Enrique quis dar uma resposta mal educada, mas não pôde. Porque ele realmente queria as gêmeas. Nunca tinha sentido tanta vontade de possuir alguém como naquele momento. De repente, sua mente podia visualizar uma cena bem pouco adequada a olhos não acostumados. Era como se pudesse ouvir a voz delas sussurrando-lhe sensualmente ao pé do ouvido: “Imagine que nossas bocas são um outro lugar”*. Balançou a cabeça para afastar o pensamento. Ele e seus amigos continuaram tomando o café apenas não querendo imaginar o que o futuro reservava.
Queriam tão somente viver um dia de cada vez.
...
1951, dezembro, noite do dia 22...
Nenhum dos dez médicos sabia o que ele tinha. Tania afligia-se por vê-lo naquele estado horrível. Estava tão magro. Doente era uma legítima piada perto da realidade imposta. Parecia ter morrido há muito tempo, sem um funeral decente. Políbio e Silvano ali estavam, perguntando-se o que fariam para salvá-lo. Nenhum dos dois o abandonara a despeito da polêmica na qual ele se envolvera tempo antes em razão de Perón. Questionavam-se ambos se realmente aquilo valera a pena. Não que exatamente odiassem o governo, mas existiam defeitos. Era inevitável. Não se podia agradar a gregos e troianos afinal.
O brutal revés sofrido devido às suas opiniões minara por completo sua vontade de viver. Discepolín queria apenas morrer de uma vez por todas. Agora era somente um homem que ‘el tempo trató com impiedad’. Ao contrário dos dois amigos ali presentes, que pareciam sempre joviais e bonitos a despeito de terem quase a mesma idade que ele. Ele tinha de perguntar: como aqueles dois não haviam se perdido na tristeza e depressão como ele? Eles sempre conseguiam extrair algo positivo mesmo das piores situações. Ele, ao seu turno, não pôde superar o horrível golpe dado em sua sensibilidade humana. Não suportava ver os outros tratarem-no com desprezo só porque tinha opiniões favoráveis a quem sofria.
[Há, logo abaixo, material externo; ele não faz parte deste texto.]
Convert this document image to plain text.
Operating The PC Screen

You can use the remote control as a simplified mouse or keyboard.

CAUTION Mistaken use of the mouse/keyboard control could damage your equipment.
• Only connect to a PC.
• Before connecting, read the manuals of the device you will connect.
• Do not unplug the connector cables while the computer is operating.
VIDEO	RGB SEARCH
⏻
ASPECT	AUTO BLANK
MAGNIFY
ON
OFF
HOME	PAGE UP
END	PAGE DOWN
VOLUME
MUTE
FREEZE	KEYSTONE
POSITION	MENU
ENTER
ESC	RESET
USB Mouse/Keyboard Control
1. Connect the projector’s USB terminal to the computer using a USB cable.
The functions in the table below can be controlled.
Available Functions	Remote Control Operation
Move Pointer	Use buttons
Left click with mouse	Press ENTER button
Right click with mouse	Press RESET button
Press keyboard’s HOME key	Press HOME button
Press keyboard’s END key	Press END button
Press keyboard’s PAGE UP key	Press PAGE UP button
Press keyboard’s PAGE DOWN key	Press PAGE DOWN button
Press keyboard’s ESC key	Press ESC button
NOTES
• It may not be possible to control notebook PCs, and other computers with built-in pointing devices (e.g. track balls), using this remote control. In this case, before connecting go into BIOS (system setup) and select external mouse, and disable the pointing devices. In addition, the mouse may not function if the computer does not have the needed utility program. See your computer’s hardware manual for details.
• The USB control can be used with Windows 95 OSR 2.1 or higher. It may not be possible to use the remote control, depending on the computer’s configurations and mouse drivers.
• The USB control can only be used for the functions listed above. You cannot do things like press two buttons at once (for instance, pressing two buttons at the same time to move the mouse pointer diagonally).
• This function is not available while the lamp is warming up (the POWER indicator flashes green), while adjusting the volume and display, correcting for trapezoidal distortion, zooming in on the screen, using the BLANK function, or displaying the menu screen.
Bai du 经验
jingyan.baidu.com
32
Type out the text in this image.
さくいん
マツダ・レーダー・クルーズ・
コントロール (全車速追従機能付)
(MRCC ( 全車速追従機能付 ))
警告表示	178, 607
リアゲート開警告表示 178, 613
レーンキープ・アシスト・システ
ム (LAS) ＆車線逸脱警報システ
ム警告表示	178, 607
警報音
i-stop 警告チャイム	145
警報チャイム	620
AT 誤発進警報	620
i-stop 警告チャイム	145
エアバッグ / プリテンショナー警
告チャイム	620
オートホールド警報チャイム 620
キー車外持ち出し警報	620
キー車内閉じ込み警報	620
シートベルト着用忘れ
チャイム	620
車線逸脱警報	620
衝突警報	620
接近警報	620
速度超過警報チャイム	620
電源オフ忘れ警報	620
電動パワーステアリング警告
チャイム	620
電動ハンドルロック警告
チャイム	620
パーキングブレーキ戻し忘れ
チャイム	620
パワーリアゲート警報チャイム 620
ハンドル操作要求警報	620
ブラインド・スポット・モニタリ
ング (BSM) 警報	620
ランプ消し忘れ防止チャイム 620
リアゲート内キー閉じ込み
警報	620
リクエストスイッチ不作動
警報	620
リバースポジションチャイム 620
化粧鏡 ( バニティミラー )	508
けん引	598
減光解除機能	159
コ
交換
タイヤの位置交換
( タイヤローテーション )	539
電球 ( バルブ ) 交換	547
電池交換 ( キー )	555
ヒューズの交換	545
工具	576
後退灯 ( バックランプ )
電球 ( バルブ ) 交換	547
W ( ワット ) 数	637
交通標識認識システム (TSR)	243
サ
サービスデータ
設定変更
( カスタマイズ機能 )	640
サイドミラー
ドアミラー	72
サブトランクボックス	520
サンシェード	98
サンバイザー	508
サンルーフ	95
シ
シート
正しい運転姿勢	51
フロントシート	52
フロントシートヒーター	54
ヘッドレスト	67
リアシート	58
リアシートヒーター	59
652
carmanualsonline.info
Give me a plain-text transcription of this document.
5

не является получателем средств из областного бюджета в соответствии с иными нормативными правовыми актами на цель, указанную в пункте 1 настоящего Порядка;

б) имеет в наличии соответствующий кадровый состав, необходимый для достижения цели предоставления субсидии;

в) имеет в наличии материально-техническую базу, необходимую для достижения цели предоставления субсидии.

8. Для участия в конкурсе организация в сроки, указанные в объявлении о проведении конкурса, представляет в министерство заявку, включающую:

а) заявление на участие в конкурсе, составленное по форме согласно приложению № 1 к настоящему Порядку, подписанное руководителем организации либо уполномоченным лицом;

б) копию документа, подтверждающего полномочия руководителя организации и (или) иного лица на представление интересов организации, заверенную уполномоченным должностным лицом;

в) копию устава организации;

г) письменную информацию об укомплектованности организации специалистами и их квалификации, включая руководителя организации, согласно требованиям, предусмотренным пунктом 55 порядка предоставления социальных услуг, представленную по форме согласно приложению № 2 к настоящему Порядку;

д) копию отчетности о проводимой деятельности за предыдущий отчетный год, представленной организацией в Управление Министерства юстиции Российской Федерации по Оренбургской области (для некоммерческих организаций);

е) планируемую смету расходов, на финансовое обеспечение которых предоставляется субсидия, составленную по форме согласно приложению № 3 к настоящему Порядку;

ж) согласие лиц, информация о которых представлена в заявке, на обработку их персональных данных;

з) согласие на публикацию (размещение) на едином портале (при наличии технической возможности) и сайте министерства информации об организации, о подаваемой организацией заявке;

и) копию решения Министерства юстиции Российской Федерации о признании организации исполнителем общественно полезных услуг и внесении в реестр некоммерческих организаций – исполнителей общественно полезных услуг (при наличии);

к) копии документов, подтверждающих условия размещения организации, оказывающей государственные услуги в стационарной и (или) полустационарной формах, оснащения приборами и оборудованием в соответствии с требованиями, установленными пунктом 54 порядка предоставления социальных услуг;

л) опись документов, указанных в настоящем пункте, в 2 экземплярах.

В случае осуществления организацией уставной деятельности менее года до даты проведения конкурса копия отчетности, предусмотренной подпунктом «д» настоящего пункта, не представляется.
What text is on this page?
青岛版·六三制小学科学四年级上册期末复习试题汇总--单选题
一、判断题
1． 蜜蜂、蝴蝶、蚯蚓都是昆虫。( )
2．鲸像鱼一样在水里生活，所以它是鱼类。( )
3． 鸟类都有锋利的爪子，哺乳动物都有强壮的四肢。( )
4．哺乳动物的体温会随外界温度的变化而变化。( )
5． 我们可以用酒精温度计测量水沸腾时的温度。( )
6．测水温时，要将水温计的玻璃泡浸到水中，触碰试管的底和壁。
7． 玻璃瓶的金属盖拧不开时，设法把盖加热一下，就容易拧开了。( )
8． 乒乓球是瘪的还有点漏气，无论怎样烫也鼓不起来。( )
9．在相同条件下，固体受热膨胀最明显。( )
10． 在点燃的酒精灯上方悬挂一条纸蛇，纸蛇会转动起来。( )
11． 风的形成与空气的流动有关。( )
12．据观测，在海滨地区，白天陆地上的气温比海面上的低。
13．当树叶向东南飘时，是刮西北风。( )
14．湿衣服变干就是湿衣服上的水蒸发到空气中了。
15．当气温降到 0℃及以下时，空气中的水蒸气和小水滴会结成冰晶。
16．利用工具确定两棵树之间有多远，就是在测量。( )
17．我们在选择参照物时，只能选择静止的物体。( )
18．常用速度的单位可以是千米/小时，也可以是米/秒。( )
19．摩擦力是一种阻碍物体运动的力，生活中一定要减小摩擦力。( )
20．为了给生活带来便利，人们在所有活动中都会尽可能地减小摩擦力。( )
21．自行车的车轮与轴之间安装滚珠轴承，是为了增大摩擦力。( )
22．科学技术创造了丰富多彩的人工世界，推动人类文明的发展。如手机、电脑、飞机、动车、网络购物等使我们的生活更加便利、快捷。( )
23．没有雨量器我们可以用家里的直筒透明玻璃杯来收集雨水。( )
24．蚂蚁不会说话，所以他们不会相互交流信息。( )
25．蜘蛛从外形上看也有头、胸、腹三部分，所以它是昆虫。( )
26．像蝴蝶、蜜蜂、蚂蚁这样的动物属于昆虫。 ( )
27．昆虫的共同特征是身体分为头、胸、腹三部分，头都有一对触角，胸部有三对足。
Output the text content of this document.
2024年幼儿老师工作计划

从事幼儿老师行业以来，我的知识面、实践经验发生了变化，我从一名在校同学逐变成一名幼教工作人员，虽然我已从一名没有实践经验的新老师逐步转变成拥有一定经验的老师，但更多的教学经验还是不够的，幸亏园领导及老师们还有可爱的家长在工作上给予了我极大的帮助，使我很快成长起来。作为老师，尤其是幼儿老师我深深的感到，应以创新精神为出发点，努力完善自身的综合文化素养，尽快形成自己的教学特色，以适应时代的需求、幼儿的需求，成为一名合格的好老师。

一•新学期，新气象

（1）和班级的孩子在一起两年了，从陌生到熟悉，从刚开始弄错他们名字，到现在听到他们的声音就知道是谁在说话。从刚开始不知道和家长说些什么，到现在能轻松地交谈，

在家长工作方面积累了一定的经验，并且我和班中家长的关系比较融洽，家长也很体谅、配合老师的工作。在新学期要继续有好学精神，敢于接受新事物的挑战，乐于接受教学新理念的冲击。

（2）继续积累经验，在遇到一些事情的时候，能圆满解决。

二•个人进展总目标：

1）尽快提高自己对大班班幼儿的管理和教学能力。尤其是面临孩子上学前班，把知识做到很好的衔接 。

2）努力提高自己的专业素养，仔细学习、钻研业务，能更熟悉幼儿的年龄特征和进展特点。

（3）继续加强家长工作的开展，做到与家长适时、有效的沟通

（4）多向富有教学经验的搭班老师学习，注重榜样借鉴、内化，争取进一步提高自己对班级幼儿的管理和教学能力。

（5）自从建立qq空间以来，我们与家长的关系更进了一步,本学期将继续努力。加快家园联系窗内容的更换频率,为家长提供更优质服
E só podia agora prender-se às lembranças das lindas gêmeas que no dia seguinte de cuidá-lo, o visitaram. A noite havia sido a melhor que tivera até então. Com as duas e à base de um estranho vinho adocicado. Nunca as esquecera. E elas não o olvidaram também. Pelo menos uma vez a cada dois meses lhe escreviam contando de suas turnês pelo mundo. E de suas vidas após terem parado de dançar. Pelo menos uma última vez queria vê-las. Despedir-se de maneira decente de suas queridas amigas. De sua amada, vivendo com ele desde 1927. Quando ele achava que jamais se casaria. Ir em paz, ou pelo menos transmiti-la a quem o visse pela última vez. No entanto, tinha a certeza de não lograr tal feito.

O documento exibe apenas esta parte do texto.